Putative targets for CBP60g / SARD1 regulation are repressed in cbp60g sard1 plants. Expression of candidate genes with promoters containing multiple GAAATT motifs from the 14 clusters, other than cluster 2, most significantly enriched for GAAATT motifs in experiment #2. (A) Candidates from clusters 1, 14, 15, 17, 21, 22, 28, 35, 36, 37, 40, 53, 58, 60. (B) Candidates from cluster 8. qRT-PCR measurement of gene expression 24 hpi Pma ES4326 inoculation (OD₆₀₀ =0.01). Data from five biological replicates were merged using a mixed linear model and the mean log₂ ratio to Actin2 expression plotted along with the standard error. Asterisks denote a significant differential expression between wildtype and the cbp60g sard1 mutant with p-value ≤ 0.05 from a two-tailed t-test.

Figure 8

WRKY28:SID2 co-expression is restricted to a subset of conditions engendering CBP60g/SARD1:SID2 co-expression.
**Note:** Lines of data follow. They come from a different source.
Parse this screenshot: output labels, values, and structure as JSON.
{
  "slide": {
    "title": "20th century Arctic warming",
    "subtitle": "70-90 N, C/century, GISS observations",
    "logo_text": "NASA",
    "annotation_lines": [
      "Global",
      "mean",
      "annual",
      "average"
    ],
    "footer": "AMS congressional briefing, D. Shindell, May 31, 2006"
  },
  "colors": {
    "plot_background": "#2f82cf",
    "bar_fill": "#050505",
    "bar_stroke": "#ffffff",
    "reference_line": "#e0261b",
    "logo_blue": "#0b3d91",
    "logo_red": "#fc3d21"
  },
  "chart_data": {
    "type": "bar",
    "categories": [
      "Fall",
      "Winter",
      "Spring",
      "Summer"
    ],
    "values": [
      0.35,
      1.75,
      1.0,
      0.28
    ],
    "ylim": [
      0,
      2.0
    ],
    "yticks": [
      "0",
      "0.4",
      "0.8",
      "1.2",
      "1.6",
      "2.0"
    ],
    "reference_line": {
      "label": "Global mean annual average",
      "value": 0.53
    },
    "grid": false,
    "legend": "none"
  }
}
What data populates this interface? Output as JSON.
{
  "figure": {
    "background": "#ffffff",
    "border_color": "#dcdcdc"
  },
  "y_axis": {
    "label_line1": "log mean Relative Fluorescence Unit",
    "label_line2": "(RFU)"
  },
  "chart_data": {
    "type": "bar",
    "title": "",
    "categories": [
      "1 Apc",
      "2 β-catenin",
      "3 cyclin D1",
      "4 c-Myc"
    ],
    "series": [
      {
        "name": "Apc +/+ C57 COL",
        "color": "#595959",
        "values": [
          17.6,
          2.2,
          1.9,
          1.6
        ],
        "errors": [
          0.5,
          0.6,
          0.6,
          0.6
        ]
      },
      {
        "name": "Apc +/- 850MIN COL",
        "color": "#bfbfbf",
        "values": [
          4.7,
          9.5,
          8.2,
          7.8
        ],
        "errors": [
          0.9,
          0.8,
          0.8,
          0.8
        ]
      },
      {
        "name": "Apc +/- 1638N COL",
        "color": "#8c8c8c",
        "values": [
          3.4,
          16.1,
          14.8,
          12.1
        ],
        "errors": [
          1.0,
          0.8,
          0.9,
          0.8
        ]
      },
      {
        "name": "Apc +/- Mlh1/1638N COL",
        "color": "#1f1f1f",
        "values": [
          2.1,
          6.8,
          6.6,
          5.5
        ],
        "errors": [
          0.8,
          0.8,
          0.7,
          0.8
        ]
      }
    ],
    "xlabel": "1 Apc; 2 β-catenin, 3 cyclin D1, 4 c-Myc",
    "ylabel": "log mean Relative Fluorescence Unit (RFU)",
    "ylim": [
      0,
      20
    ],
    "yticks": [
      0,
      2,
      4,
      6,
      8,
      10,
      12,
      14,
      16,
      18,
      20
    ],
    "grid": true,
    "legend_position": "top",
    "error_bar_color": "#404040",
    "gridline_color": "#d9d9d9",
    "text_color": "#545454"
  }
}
Spearman rank correlation coefficient between SID2 and CBP60g, SARD1 and WRKY28 plotted for the 182 microarray experiments where at least one correlation was significant (p-value ≤ 0.05). Correlation values were sorted by a self-organising maps algorithm and subjected to complete linkage hierarchical clustering. Positive correlations are yellow while negative correlations are blue.